Cumpre destacar que, neste caso, foi concedida liminar no início da ação, para proibir novas vendas e construções, razão pela qual a ocupação teve pequeno crescimento no curso da ação e permaneceu localizada em pequena parte do imóvel, que permaneceu desocupado em sua maior parte.

10.4. Conclusão.

A remoção de moradores ainda acontece em casos de Ações de Reintegração na Posse e Ações Reivindicatórias, que visam a tutelar o direito de propriedade. Timidamente, porém, vem surgindo uma corrente nos tribunais que, ao julgar tais demandas, se preocupa com o direito à moradia, procurando soluções que evitem conflitos e que ofereçam alternativas às famílias. Em alguns casos de despejos forçados, o Poder Público tem oferecido soluções temporárias, como abrigos, ou até mesmo verba de atendimento habitacional, insuficiente para aquisição de moradia adequada mas apta a cobrir uma situação de emergência.
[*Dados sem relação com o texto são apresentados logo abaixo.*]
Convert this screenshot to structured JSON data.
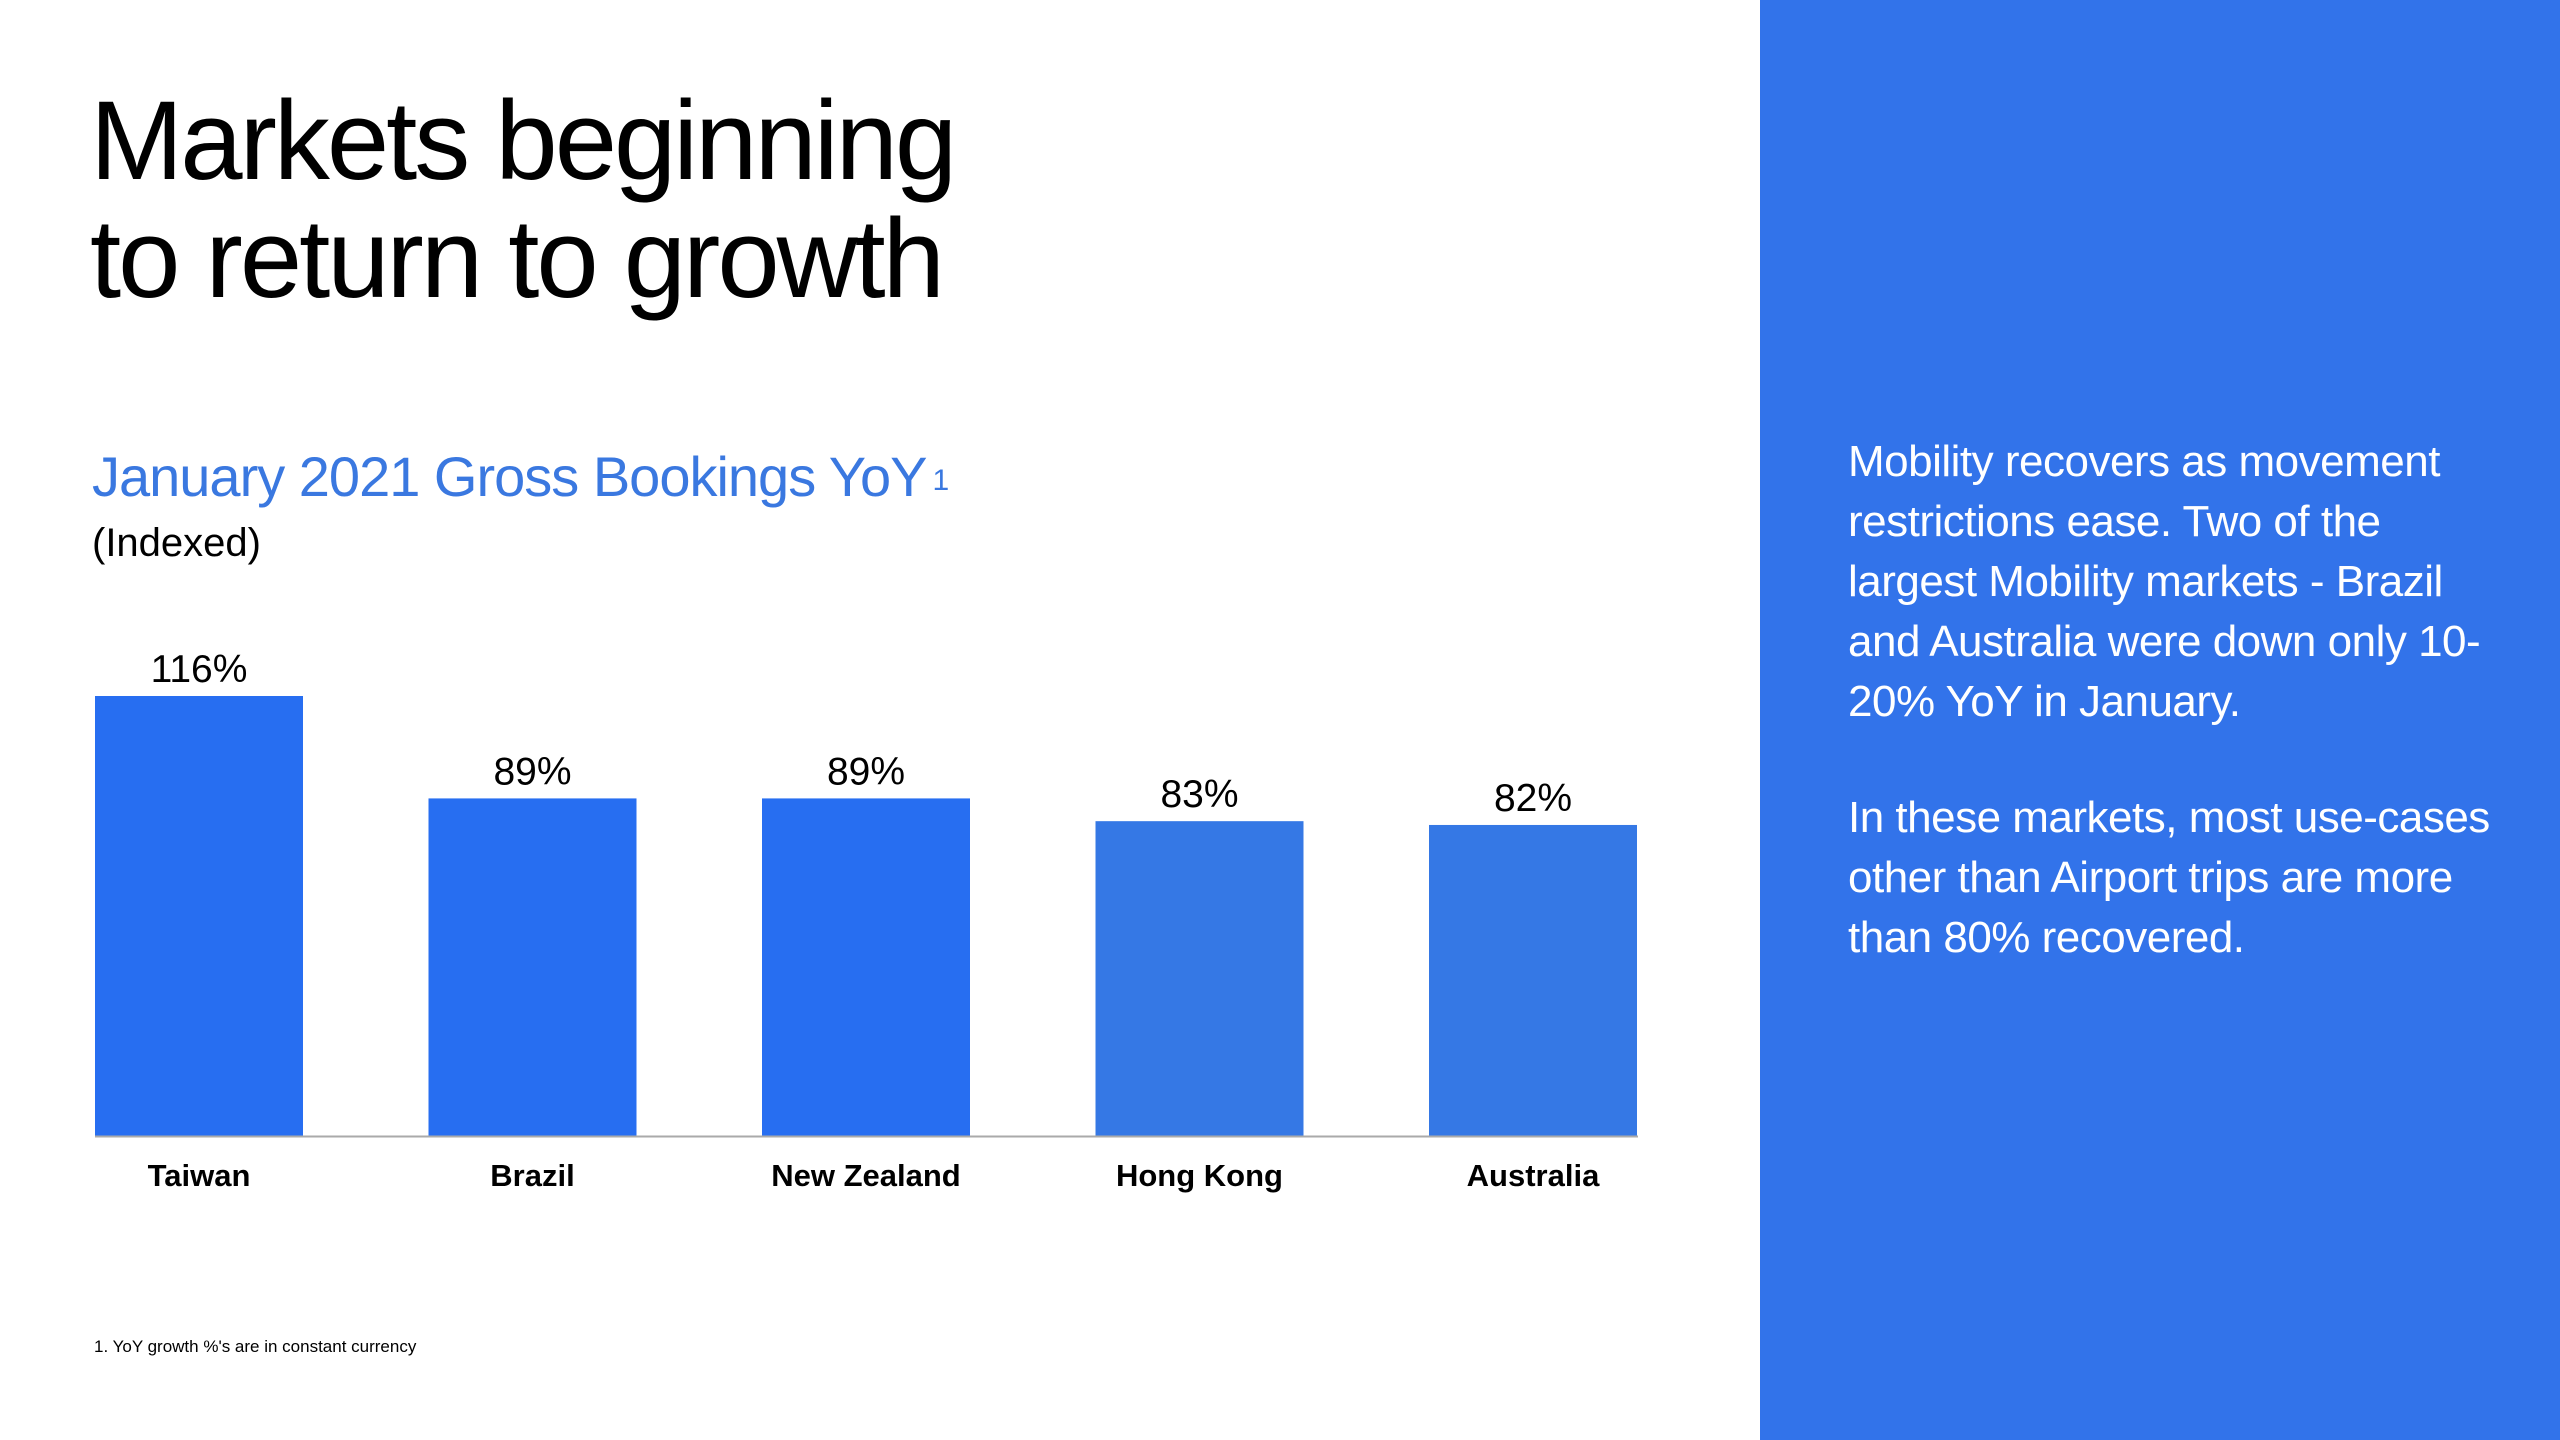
{
  "title": {
    "line1": "Markets beginning",
    "line2": "to return to growth"
  },
  "chart_heading": {
    "text": "January 2021 Gross Bookings YoY",
    "footnote_ref": "1"
  },
  "chart_subtitle": "(Indexed)",
  "chart_data": {
    "type": "bar",
    "title": "January 2021 Gross Bookings YoY",
    "subtitle": "(Indexed)",
    "categories": [
      "Taiwan",
      "Brazil",
      "New Zealand",
      "Hong Kong",
      "Australia"
    ],
    "values": [
      116,
      89,
      89,
      83,
      82
    ],
    "value_labels": [
      "116%",
      "89%",
      "89%",
      "83%",
      "82%"
    ],
    "unit": "%",
    "ylim": [
      0,
      116
    ],
    "grid": false,
    "legend": "none",
    "colors": [
      "#276ef1",
      "#276ef1",
      "#276ef1",
      "#3578e5",
      "#3578e5"
    ],
    "axis_color": "#aaaaaa"
  },
  "footnote": "1.  YoY growth %'s are in constant currency",
  "side_panel": {
    "background": "#3273ea",
    "paragraphs": [
      "Mobility recovers as movement restrictions ease. Two of the largest Mobility markets - Brazil and Australia were down only 10-20% YoY in January.",
      "In these markets, most use-cases other than Airport trips are more than 80% recovered."
    ]
  }
}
É evidente que não se tratam de soluções a longo prazo para o problema das famílias despejadas, porém é um inegável avanço em relação ao passado. Também os proprietários dos imóveis têm negociado com os ocupantes, por vezes entregando-lhes quantias em dinheiro para evitar a remoção forçada.

Nos casos que ensejariam remoções por violação de padrões urbanos e ambientais, as remoções forçadas são raras. O fato de ter havido uma remoção forçada entre os 16 casos apresentados poderia levar a falsa conclusão de que, em cada 16 casos investigados pelo Ministério Público, um acaba em remoção forçada. Isso não é verdade. O caso do Jardim Falcão foi o único, dentre os milhares investigados pelos Promotores de Justiça, em que isso ocorreu.

A maior parte dos casos dos casos em que a ocupação acarreta danos urbanísticos e ambientais não acaba em remoção, ainda que ela fosse recomendável e mesmo quando determinada pela Justiça, a exemplo do ocorrido na Rua Iguaçu, em Diadema. A execução dos julgados não tem sucesso e, quando há algum responsável pelo dano que tenha patrimônio, ele acaba tendo que pagar uma indenização. Diversos Promotores de Justiça deixaram de formular pedidos de remoção de moradores para pedir o pagamento de indenização.

Assim, somente têm ocorrido remoções em casos como o da Favela Pintassilvo, quando o Poder Público assume a responsabilidade por fornecer nova moradia às famílias e promover a recuperação ambiental.